A prática, quando legítima, lícita, justificada, legal, normalmente é informal, corriqueira. Mas pode ser formal, cerimoniosa. Equivale, por analogia, se viajarmos a outro território, o Judiciário, por exemplo, quando um advogado entrega no gabinete de um juiz, desembargador ou ministro de tribunal um memorial, acerca de uma causa que defende. Nada há de criminoso ou escandaloso num ato dessa natureza, contanto que seja respeitoso, lícito, de caráter legítimo e com objetivos lícitos. Também nada há de antiético ou criminoso, a verdadeira ação de lobby, regulamentada e comum em vários países, quando empresa, setor, partido político ou corporação procura núcleos decisórios, em qualquer dos poderes do Estado, e tenta influir na análise e conclusão a seu favor, através da argumentação, da persuasão e do convencimento da autoridade pública ou executivo privado acerca de questão que esteja submetida a seu encaminhamento ou decisão.

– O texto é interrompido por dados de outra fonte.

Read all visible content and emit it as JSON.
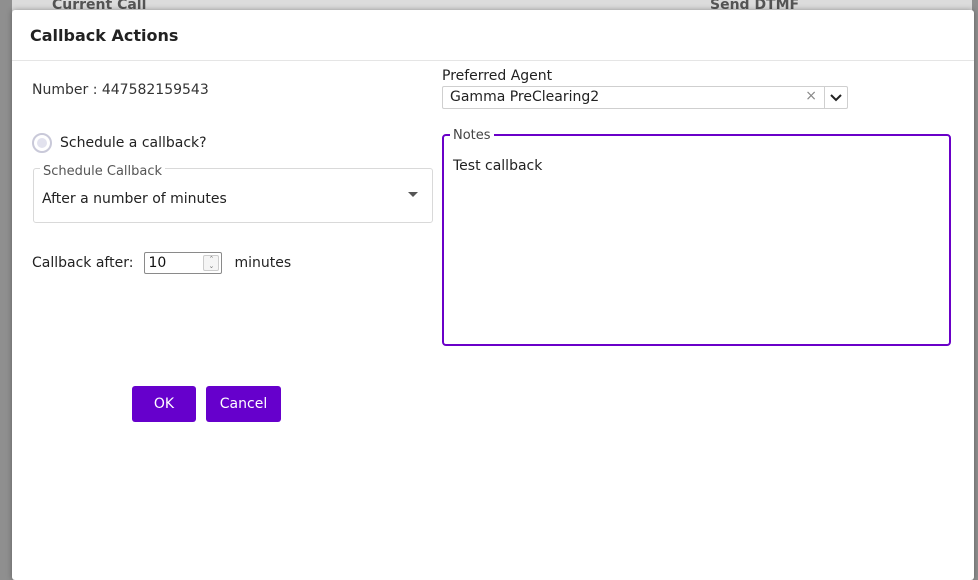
{
  "backdrop": {
    "left_text": "Current Call",
    "right_text": "Send DTMF"
  },
  "dialog": {
    "title": "Callback Actions"
  },
  "number": {
    "label": "Number :",
    "value": "447582159543"
  },
  "schedule": {
    "radio_label": "Schedule a callback?",
    "select_legend": "Schedule Callback",
    "select_value": "After a number of minutes"
  },
  "callback_after": {
    "label": "Callback after:",
    "value": "10",
    "unit": "minutes"
  },
  "preferred_agent": {
    "label": "Preferred Agent",
    "value": "Gamma PreClearing2"
  },
  "notes": {
    "legend": "Notes",
    "value": "Test callback"
  },
  "buttons": {
    "ok": "OK",
    "cancel": "Cancel"
  },
  "colors": {
    "accent": "#6600cc",
    "notes_border": "#6a00c8"
  },
  "icons": {
    "clear": "close-icon",
    "agent_dropdown": "chevron-down-icon",
    "schedule_dropdown": "caret-down-icon"
  }
}
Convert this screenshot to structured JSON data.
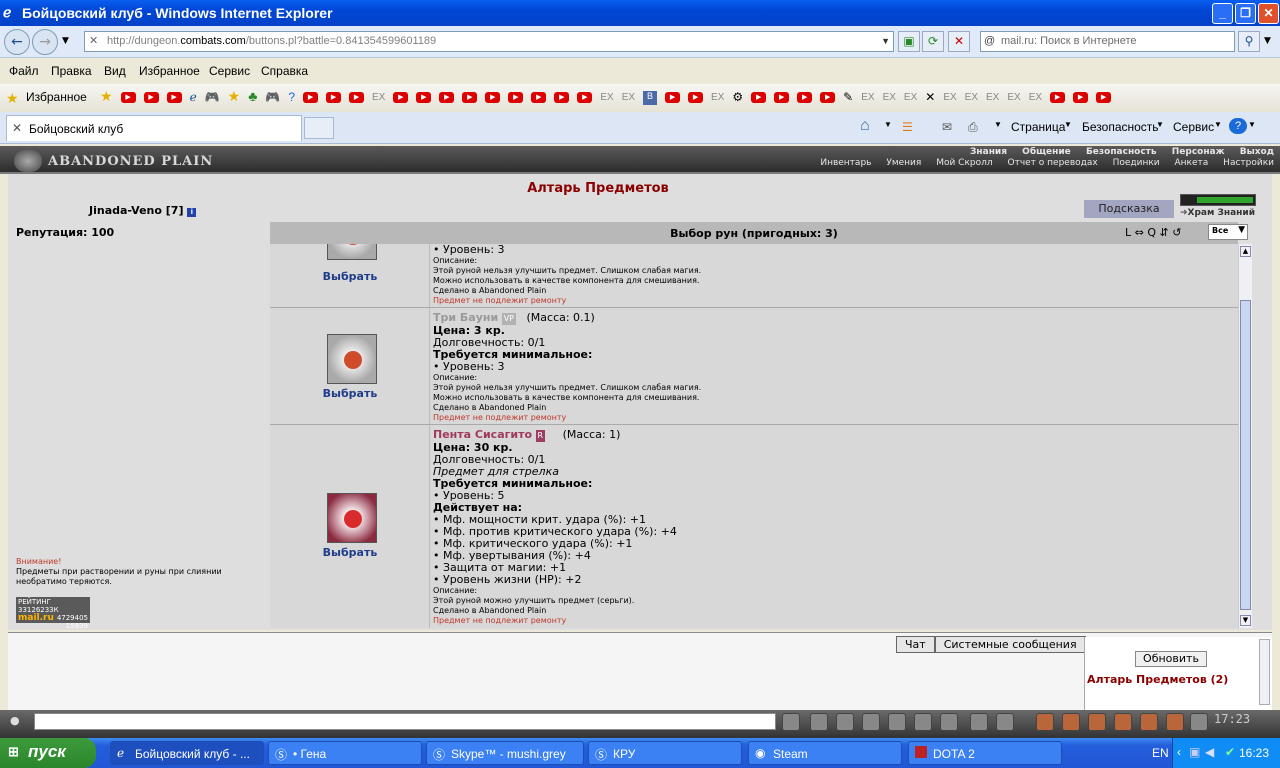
{
  "window": {
    "title": "Бойцовский клуб - Windows Internet Explorer"
  },
  "address": {
    "url_prefix": "http://dungeon.",
    "url_host": "combats.com",
    "url_rest": "/buttons.pl?battle=0.841354599601189",
    "search_placeholder": "mail.ru: Поиск в Интернете"
  },
  "menu": [
    "Файл",
    "Правка",
    "Вид",
    "Избранное",
    "Сервис",
    "Справка"
  ],
  "favbar": {
    "favorites_label": "Избранное",
    "ex": "EX"
  },
  "tab": {
    "label": "Бойцовский клуб"
  },
  "cmdbar": {
    "page": "Страница",
    "security": "Безопасность",
    "service": "Сервис"
  },
  "game": {
    "logo": "ABANDONED PLAIN",
    "nav_top": [
      "Знания",
      "Общение",
      "Безопасность",
      "Персонаж",
      "Выход"
    ],
    "nav_bottom": [
      "Инвентарь",
      "Умения",
      "Мой Скролл",
      "Отчет о переводах",
      "Поединки",
      "Анкета",
      "Настройки"
    ],
    "page_title": "Алтарь Предметов",
    "player": "Jinada-Veno [7]",
    "reputation": "Репутация: 100",
    "hint": "Подсказка",
    "hram": "Храм Знаний",
    "table_title": "Выбор рун (пригодных: 3)",
    "table_tools": "L  ⇔ Q  ⇵ ↺",
    "filter": "Все",
    "pick_label": "Выбрать",
    "item1": {
      "level": "• Уровень: 3",
      "desc_label": "Описание:",
      "desc1": "Этой руной нельзя улучшить предмет. Слишком слабая магия.",
      "desc2": "Можно использовать в качестве компонента для смешивания.",
      "made": "Сделано в Abandoned Plain",
      "norepair": "Предмет не подлежит ремонту"
    },
    "item2": {
      "name": "Три Бауни",
      "badge": "VP",
      "mass": "(Масса: 0.1)",
      "price": "Цена: 3 кр.",
      "dur": "Долговечность: 0/1",
      "req": "Требуется минимальное:",
      "level": "• Уровень: 3",
      "desc_label": "Описание:",
      "desc1": "Этой руной нельзя улучшить предмет. Слишком слабая магия.",
      "desc2": "Можно использовать в качестве компонента для смешивания.",
      "made": "Сделано в Abandoned Plain",
      "norepair": "Предмет не подлежит ремонту"
    },
    "item3": {
      "name": "Пента Сисагито",
      "badge": "R",
      "mass": "(Масса: 1)",
      "price": "Цена: 30 кр.",
      "dur": "Долговечность: 0/1",
      "for": "Предмет для стрелка",
      "req": "Требуется минимальное:",
      "level": "• Уровень: 5",
      "acts": "Действует на:",
      "m1": "• Мф. мощности крит. удара (%): +1",
      "m2": "• Мф. против критического удара (%): +4",
      "m3": "• Мф. критического удара (%): +1",
      "m4": "• Мф. увертывания (%): +4",
      "m5": "• Защита от магии: +1",
      "m6": "• Уровень жизни (HP): +2",
      "desc_label": "Описание:",
      "desc1": "Этой руной можно улучшить предмет (серьги).",
      "made": "Сделано в Abandoned Plain",
      "norepair": "Предмет не подлежит ремонту"
    },
    "warn_title": "Внимание!",
    "warn_text": "Предметы при растворении и руны при слиянии необратимо теряются.",
    "rating": {
      "label": "РЕЙТИНГ 33126233К",
      "brand": "mail.ru",
      "n1": "4729405",
      "n2": "15939"
    }
  },
  "chat": {
    "tab1": "Чат",
    "tab2": "Системные сообщения",
    "refresh": "Обновить",
    "altar": "Алтарь Предметов (2)",
    "clock": "17:23"
  },
  "taskbar": {
    "start": "пуск",
    "tasks": [
      "Бойцовский клуб - ...",
      "• Гена",
      "Skype™ - mushi.grey",
      "КРУ",
      "Steam",
      "DOTA 2"
    ],
    "lang": "EN",
    "time": "16:23"
  }
}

RESUMO DA ÓPERA – PERSONAGENS, ATUAÇÕES E EXPECTATIVAS

Geddel Vieira Lima – Analisando-se o depoimento de Calero à PF, as próprias entrevistas dele à mídia e gravações telefônicas que o ex-ministro da Cultura promoveu, o ex-ministro da Secretaria de Governo da Presidência da República, pode-se inferir que ele transgrediu a Ética Pública e cometeu crime de Advocacia Administrativa (Arts. 321 do CP). Pediu demissão no dia 25 de novembro, seis dias após o depoimento de Calero à PF.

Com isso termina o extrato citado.